Frida, naturaleza viva consiguió nueve Arieles, premio otorgado por la Academia Mexicana de Artes y Ciencias Cinematográficas a lo mejor de la producción cinematográfica anual en el país: las cotizadas mejor película y mejor director, pero, además, los lauros a mejor actriz, obtenido por Ofelia Medina, magistral en su interpretación, a base de sugerencias y brillantez para asumirla, edición, fotografía, por Ángel Goded, ambientación, co-actuación femenina, co-actuación masculina y mejor argumento original; algo que si no es un record, bien cerca está de serlo. También ganó diversos premios en Festivales de Cine como el de Bogotá; La Habana, donde obtuvo el de Mejor filme y Actriz; Estambul, con el premio Especial del Jurado, entre otros, y ocupa el lugar 50 dentro de la lista de las 100 mejores películas del cine mexicano, según la opinión de 25 críticos y especialistas del cine en México, publicada en 1994.

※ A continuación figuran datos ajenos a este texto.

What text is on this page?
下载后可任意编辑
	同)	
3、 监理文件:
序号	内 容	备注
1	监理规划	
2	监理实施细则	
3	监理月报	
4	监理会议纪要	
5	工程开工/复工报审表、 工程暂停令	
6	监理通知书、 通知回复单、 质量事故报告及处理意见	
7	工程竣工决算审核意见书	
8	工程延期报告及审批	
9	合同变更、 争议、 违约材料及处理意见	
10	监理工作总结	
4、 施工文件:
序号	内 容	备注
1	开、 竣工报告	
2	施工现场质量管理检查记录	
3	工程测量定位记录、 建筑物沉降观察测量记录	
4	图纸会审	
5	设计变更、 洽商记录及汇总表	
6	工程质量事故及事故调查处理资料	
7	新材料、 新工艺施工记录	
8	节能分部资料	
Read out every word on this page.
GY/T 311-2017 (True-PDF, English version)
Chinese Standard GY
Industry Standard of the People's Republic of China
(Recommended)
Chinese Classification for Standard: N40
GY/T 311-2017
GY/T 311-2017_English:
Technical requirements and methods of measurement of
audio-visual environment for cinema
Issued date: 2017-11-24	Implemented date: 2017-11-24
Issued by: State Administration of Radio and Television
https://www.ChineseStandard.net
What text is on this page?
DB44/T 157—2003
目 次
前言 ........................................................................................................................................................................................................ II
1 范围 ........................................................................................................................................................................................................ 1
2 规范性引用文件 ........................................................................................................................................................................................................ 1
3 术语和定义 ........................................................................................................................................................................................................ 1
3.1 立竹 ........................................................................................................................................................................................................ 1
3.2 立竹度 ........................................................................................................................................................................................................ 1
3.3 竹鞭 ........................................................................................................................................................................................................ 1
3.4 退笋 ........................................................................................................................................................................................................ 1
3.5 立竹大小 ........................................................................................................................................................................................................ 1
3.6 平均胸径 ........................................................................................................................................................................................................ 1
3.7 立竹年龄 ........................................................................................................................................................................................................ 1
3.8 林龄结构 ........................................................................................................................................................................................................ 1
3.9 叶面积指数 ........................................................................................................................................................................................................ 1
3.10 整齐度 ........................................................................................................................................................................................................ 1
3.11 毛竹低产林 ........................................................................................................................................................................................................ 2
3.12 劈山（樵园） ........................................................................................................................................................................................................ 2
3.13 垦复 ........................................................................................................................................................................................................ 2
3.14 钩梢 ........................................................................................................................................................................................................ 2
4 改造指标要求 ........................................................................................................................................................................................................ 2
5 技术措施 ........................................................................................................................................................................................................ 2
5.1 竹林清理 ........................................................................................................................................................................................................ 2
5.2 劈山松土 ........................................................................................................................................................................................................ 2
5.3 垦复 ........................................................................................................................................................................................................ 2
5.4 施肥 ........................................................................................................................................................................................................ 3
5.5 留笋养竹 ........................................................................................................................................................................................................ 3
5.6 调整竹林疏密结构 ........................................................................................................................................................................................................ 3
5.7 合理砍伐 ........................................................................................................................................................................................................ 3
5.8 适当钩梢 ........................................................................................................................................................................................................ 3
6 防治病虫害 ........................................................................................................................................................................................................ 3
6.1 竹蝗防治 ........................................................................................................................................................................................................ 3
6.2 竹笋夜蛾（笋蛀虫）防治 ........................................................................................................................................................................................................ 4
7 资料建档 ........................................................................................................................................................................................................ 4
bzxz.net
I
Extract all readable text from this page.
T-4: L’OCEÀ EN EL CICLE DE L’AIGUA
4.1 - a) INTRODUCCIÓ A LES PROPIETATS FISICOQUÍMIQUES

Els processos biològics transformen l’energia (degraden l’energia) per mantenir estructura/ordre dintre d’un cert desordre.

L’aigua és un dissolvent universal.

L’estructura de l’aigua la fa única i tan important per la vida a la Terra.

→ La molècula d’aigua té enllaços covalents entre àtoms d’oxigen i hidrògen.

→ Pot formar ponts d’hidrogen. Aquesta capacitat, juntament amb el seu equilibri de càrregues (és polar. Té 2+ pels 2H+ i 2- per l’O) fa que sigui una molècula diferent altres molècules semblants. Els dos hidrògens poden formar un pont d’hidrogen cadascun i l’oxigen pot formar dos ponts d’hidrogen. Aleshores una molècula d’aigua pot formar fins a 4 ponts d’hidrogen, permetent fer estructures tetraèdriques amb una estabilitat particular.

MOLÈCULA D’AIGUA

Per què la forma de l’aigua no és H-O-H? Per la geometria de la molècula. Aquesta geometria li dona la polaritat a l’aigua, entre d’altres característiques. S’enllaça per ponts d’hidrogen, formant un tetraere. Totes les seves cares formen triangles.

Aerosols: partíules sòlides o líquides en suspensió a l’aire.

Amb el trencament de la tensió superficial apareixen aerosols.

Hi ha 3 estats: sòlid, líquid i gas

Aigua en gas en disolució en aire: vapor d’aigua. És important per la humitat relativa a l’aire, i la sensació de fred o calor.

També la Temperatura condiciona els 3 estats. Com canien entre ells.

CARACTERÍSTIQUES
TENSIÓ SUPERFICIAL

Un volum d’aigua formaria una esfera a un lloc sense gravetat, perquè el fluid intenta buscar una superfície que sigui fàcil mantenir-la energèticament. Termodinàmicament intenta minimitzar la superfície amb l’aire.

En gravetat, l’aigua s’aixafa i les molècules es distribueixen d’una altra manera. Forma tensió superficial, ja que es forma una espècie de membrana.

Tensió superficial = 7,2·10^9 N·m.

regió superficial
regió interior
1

Desde la vigorosidad de las imágenes, que repasan muchas de sus obras, pero también desde una mirada sensible, íntima, lírica, como si fuéramos observadores participantes del lento y agonizante vivir de la artista, hervidero al mismo tiempo de creación, Frida, naturaleza viva es necesaria para “mirar” a la autora de “Allá cuelga mi vestido” o “Nueva York”, “Autorretrato con mono”, “La columna rota” y “Lo que vi en el agua o lo que el agua me dio”, y nos reafirma a Paul Leduc –sobre todo el de este y otros filmes realizados en las primeras décadas de su carrera– como uno de los grandes y originales directores de Latinoamérica.
[1] La lobotomía, que es un tipo de psicocirugía consistente en la sección quirúrgica de uno o más fascículos nerviosos de un lóbulo cerebral, y por la cual el portugués Egas Moniz obtuvo el Premio Nobel en 1949, para la fecha, ya estaba considerada una práctica bárbara, atroz.